No dia seguinte, Pietro se arrumava para o karaokê e não disfarçava o nervosismo. Bruna ao seu lado, ajudando-o a escolher a melhor roupa. Todas pareciam velhas e surradas.

“Conheço todas as minhas roupas, Bruna!”

“Não acredito! Pietro, você é lindo de todo jeito! Olha esses olhos! Dá pra ver bondade só de olhar pra eles... Por que está tão nervoso?”

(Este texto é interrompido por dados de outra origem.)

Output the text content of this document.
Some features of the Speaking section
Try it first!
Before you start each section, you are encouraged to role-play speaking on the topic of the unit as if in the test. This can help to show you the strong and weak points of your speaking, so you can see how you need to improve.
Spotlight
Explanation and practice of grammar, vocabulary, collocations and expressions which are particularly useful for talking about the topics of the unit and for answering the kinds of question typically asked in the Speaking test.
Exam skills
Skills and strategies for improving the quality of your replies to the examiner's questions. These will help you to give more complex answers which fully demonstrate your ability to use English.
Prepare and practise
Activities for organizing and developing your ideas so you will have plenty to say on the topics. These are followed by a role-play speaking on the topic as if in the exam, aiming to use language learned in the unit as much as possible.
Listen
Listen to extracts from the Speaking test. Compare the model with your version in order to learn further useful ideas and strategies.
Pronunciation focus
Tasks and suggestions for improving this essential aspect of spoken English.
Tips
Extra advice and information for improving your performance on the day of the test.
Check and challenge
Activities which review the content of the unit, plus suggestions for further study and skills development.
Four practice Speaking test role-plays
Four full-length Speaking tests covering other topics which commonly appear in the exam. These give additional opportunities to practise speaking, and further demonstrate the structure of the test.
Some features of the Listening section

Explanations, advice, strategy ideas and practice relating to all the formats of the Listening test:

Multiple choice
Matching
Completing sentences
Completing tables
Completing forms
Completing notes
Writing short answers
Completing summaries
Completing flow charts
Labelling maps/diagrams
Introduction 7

“Nada! Só não queria ir...”

“Ah, mas você vai sim! Ainda mais que pretendo ir embora do Vale! Pode ser nossa última volta juntos.”

“Ir embora?”

“É. Não tenho nada o que fazer aqui.”

“Você que sabe, Bruna. Você é bem vinda aqui o quanto quiser. Mi casa es su casa.

“Está decidido. Agora vamos. Está lindo!”

x-x-x

Quando chegaram ao karaokê, Pietro levou o primeiro tombo.

“Chegaram! Finalmente!”

Júlio os chamou para sua mesa. Bruna, Miguel e Pietro se acomodaram.

“Quero que conheça o meu irmão.”

Rodrigo era o irmão de Júlio. Pietro arregalou os olhos, surpreso.

“Já nos conhecemos.”

Júlio revirou os olhos.

“Cidade pequena. Assim não tem graça.”

Rodrigo trazia ao seu lado a namorada, Ágata. Em verdade, pelo que soube de Délia, Rodrigo era bissexual, e Ágata e ele não gostavam de rotular o relacionamento. Para todos os efeitos, estavam solteiros. 

“Bem, Pê. Posso te chamar de Pê? Se o meu irmão deu em cima de você alguma vez, não se estresse. É coisa de família.”

Pietro riu nervosamente. Pê.

“Isso quer dizer que você é galinha?”

“Quero dizer... Que temos um charme natural.” Brincou ele.

“Vamos ver se o seu charme se mantém quando você começar a cantar.”

“E quem disse que vou cantar sozinho?”

Júlio arrastou Pietro para o palco. Morada, da Sandy, começou a tocar, e os dois fizeram da música um dueto. Júlio extrapolava os limites do ruim, mas era fofinho. Pietro realizou uma performance tímida. Ele sentia que, como na música, seu coração começava a dar flor.